# Rear bed window



## Codfinger (Jan 11, 2008)

Hi we have a bit of a problem with our 983 which is for some reason Rapido have put a window the headboard end so when we sit up in bed we end up squashing the concertina blinds which is not good, has anyone solved this problem?..........all I can think ofis getting a bit of thick perspex and velcro fasten it to the window frame.
Chris


----------



## peejay (May 10, 2005)

This might help as its sort of a similar problem but at the other end so to speak...

On our previous van we had a permanent double bed where it was easy for me to keep puttinh my foot through the blind at night.

Option 1, Hymer supplied a wooden fillet....










Option 2, I made up a perspex sheet and drilled holes in for ventilation in summer, you'd probably have the strengthen this though as it wouldn't be strong enough to lean against..










Pete


----------



## Codfinger (Jan 11, 2008)

Hi pete, thanks for that, the Rapido designer obviously does not read in bed eh?
Chris


----------



## UncleNorm (May 1, 2005)

Hi Chris! I think it's worse than that! :roll:

It's ironic that you should say


> _*the Rapido designer obviously does not read in bed *_


.... just after I had said in another thread


> _*Why don't manufacturers and converters try living in their products then they'd be able to talk from experience. *_


It constantly amazes me that they design and make these machines and haven't got the foggiest idea about how they get used. Auntie Sandra and I can't sit up in bed because of the window and the fear of clouting one's head on the overhead cupboards!! Are we not allowed to have breakfast in bed any more? :evil:

I was debating the same kind of issue only recently with another couple of Motorhomers, who had asked their converter/salesman, "Will you make sure there's a heating outlet in the vanity/shower room, please?"
The salesman replied, "What do you want one there for?" **$$££%%
The couple explained how people often get WET in WET weather and need somewhere to hang and dry their outdoor gear.

"We'd like a silver screen," another couple had said.
The sales EXECUTIVE asked, "What do you want one of those for?"

Blinking heck (contained annoyance) why do the MH sales reps need to ask? If they USED the bl**dy things, they'd KNOW!!

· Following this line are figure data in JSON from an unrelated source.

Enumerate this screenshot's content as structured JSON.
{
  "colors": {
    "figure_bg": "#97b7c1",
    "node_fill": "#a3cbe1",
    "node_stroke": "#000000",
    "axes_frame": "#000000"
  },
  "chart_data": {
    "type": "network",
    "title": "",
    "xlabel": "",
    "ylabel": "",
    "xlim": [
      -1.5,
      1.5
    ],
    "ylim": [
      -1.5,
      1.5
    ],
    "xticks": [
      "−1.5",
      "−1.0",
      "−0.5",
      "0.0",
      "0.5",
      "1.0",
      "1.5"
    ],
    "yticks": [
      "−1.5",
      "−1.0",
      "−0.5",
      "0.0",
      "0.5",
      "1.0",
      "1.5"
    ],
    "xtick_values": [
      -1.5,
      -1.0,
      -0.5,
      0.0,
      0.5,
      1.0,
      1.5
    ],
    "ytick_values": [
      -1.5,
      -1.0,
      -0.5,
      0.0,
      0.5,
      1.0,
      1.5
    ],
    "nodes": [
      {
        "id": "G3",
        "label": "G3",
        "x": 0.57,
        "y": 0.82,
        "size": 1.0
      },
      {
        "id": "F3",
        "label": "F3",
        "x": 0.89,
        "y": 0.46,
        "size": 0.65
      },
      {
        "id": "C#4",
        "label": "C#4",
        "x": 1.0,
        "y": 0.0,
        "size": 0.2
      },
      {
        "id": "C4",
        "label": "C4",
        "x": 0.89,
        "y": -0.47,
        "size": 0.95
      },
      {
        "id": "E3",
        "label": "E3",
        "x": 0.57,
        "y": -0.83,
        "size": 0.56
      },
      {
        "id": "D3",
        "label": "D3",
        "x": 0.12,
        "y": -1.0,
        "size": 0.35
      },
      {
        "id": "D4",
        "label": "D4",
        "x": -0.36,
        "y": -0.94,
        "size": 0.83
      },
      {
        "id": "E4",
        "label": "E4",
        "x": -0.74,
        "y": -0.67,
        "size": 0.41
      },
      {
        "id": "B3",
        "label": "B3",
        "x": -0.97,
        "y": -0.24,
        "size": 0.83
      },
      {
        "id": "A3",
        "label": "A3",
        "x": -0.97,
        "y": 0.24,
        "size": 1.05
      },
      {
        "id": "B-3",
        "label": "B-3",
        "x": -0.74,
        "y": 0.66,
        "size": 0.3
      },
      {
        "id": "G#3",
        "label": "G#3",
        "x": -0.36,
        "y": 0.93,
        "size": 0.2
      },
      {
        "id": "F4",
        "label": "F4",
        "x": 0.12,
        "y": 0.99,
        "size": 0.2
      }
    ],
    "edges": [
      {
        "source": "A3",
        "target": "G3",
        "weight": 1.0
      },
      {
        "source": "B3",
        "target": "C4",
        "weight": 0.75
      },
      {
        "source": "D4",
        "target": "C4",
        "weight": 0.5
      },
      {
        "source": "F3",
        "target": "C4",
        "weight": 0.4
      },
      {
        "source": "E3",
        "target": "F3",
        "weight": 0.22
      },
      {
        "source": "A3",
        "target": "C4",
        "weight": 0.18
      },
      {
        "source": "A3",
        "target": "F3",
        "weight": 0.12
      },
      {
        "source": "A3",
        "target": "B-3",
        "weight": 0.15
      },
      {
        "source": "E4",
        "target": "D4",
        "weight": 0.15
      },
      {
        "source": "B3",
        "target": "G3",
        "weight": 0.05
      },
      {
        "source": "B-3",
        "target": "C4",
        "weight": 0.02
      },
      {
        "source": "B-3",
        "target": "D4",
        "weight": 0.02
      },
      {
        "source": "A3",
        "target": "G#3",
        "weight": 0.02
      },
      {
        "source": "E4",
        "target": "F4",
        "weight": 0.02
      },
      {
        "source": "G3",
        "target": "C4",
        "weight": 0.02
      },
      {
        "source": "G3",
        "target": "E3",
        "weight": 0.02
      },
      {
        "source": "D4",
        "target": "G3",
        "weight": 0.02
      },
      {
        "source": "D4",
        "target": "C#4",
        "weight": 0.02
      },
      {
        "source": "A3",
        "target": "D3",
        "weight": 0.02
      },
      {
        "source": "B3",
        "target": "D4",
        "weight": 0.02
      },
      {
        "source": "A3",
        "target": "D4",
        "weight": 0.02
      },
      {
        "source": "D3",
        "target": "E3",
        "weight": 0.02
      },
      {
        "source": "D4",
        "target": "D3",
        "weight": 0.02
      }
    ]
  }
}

Rant over (for now) I think, until the next time someone reports an inane question/comment from a non-motorhoming salesperson.


----------



## ingram (May 12, 2005)

When looking for a replacement for my old Renault panel van conversion I walked away from dozens of motorhomes for that one reason: a window at the bedhead. I walked away from lots of others for other reasons too........ no drainingboard in the kitchen; lack of kitchen worktop; entrance to shower blocked by toilet; oven / microwave set dangerously high; etc. etc. etc.

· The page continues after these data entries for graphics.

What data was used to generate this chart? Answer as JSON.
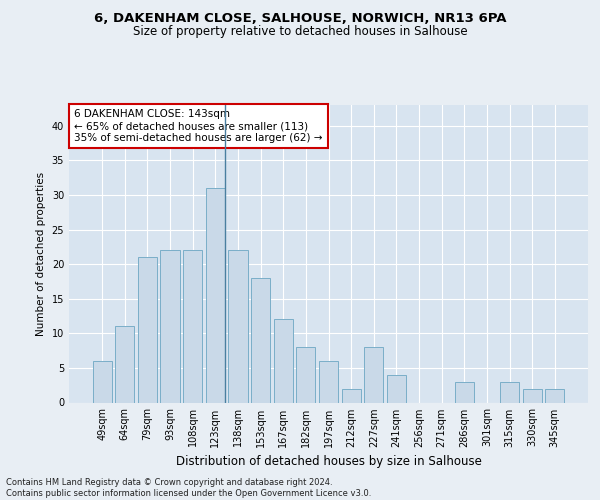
{
  "title1": "6, DAKENHAM CLOSE, SALHOUSE, NORWICH, NR13 6PA",
  "title2": "Size of property relative to detached houses in Salhouse",
  "xlabel": "Distribution of detached houses by size in Salhouse",
  "ylabel": "Number of detached properties",
  "categories": [
    "49sqm",
    "64sqm",
    "79sqm",
    "93sqm",
    "108sqm",
    "123sqm",
    "138sqm",
    "153sqm",
    "167sqm",
    "182sqm",
    "197sqm",
    "212sqm",
    "227sqm",
    "241sqm",
    "256sqm",
    "271sqm",
    "286sqm",
    "301sqm",
    "315sqm",
    "330sqm",
    "345sqm"
  ],
  "values": [
    6,
    11,
    21,
    22,
    22,
    31,
    22,
    18,
    12,
    8,
    6,
    2,
    8,
    4,
    0,
    0,
    3,
    0,
    3,
    2,
    2
  ],
  "bar_color": "#c9d9e8",
  "bar_edge_color": "#7aaec8",
  "highlight_index": 5,
  "highlight_line_color": "#4a7fa0",
  "annotation_box_text": "6 DAKENHAM CLOSE: 143sqm\n← 65% of detached houses are smaller (113)\n35% of semi-detached houses are larger (62) →",
  "annotation_box_color": "#ffffff",
  "annotation_box_edge_color": "#cc0000",
  "footer_text": "Contains HM Land Registry data © Crown copyright and database right 2024.\nContains public sector information licensed under the Open Government Licence v3.0.",
  "ylim": [
    0,
    43
  ],
  "yticks": [
    0,
    5,
    10,
    15,
    20,
    25,
    30,
    35,
    40
  ],
  "background_color": "#e8eef4",
  "plot_bg_color": "#d8e4f0",
  "title1_fontsize": 9.5,
  "title2_fontsize": 8.5,
  "xlabel_fontsize": 8.5,
  "ylabel_fontsize": 7.5,
  "tick_fontsize": 7,
  "ann_fontsize": 7.5,
  "footer_fontsize": 6
}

What puzzles me is why people buy them ..........  

Harvey


----------



## Rapide561 (Oct 1, 2005)

*Headboard*

Hi

Of many of the garage models on the market, I am pleased I have got one with a headboard and not a window and a flimsy blind behind me!

Russell


----------



## Codfinger (Jan 11, 2008)

I just cant see the logic putting the window at the head end when at the foot end is a blank wall..................>>>>>>??????
Chris


----------



## mandyandandy (Oct 1, 2006)

Oh how different we all are. 

One of my favourite things about our van is the window by our head, every night we climb in snuggle down and open the window and lay there chatting and looking out. Even in the snow in the Alps we did it and loved it, more often than not we sleep with the window slightly open on the catch too!! but don't tell the gassers :roll: 

Not often we close the curtains as the window is so small and very high up and I have claustophobia occasionally, nothing I like more than to turn over in bed and watch the sun rise or the rain falling. 

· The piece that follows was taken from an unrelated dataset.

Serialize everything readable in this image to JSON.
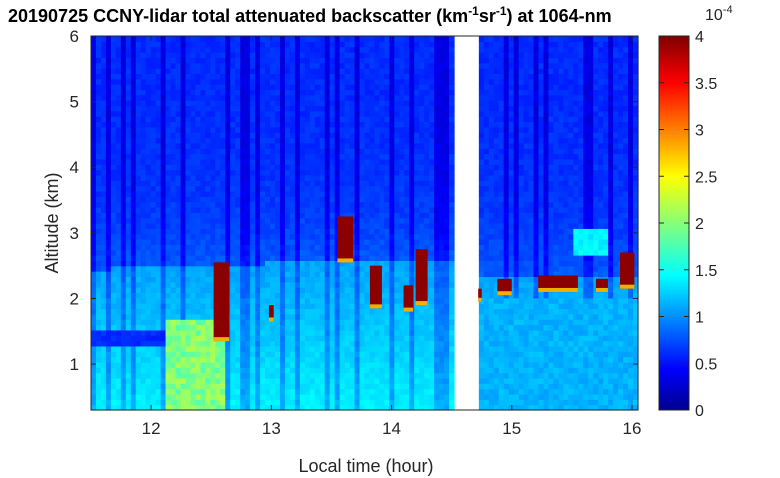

So you see I for one would try and find our next van with a window. 

Mandy

PS , we can't read anyway


----------



## ingram (May 12, 2005)

mandyandandy said:


> Oh how different we all are.
> 
> One of my favourite things about our van is the window by our head, every night we climb in snuggle down and open the window and lay there chatting and looking out. Even in the snow in the Alps we did it and loved it, more often than not we sleep with the window slightly open on the catch too!! but don't tell the gassers :roll:
> 
> ...


But you don't have to have a window at the bedhead to achieve that. Our 'van, as many do, has a window at the foot and a window at the side, and a large skylight; if we want to look out; we just don't want to lean on a window / blind / curtain.

Many of the windows being criticised here are not 'so small' either 

Harvey


----------



## Codfinger (Jan 11, 2008)

*window*

Ours is nearly the width of the bed, I'm just looking for some perspex at the moment will post a piccy of my modification.
Chris


----------



## GetDuffed (Nov 28, 2006)

hi codfinger, we had an internal blind made out of the same thermal material with suction pads as the ones fitted on the windscreens, through Van Comforts at Retford, works ok on our Adria, ours has the same concertina blind which we just leave down


----------



## Codfinger (Jan 11, 2008)

*bed window*

All done, I popped down to b&Q last night for some perspex but at £24 for a small bit I left it there! 
So I picked up a small offcut of triple wall polycarbonate roof material (the same as fitted to car port roofs etc) cut into 2 sections so the blind can still be operated and velcro fastened to the window frame, works a treat


----------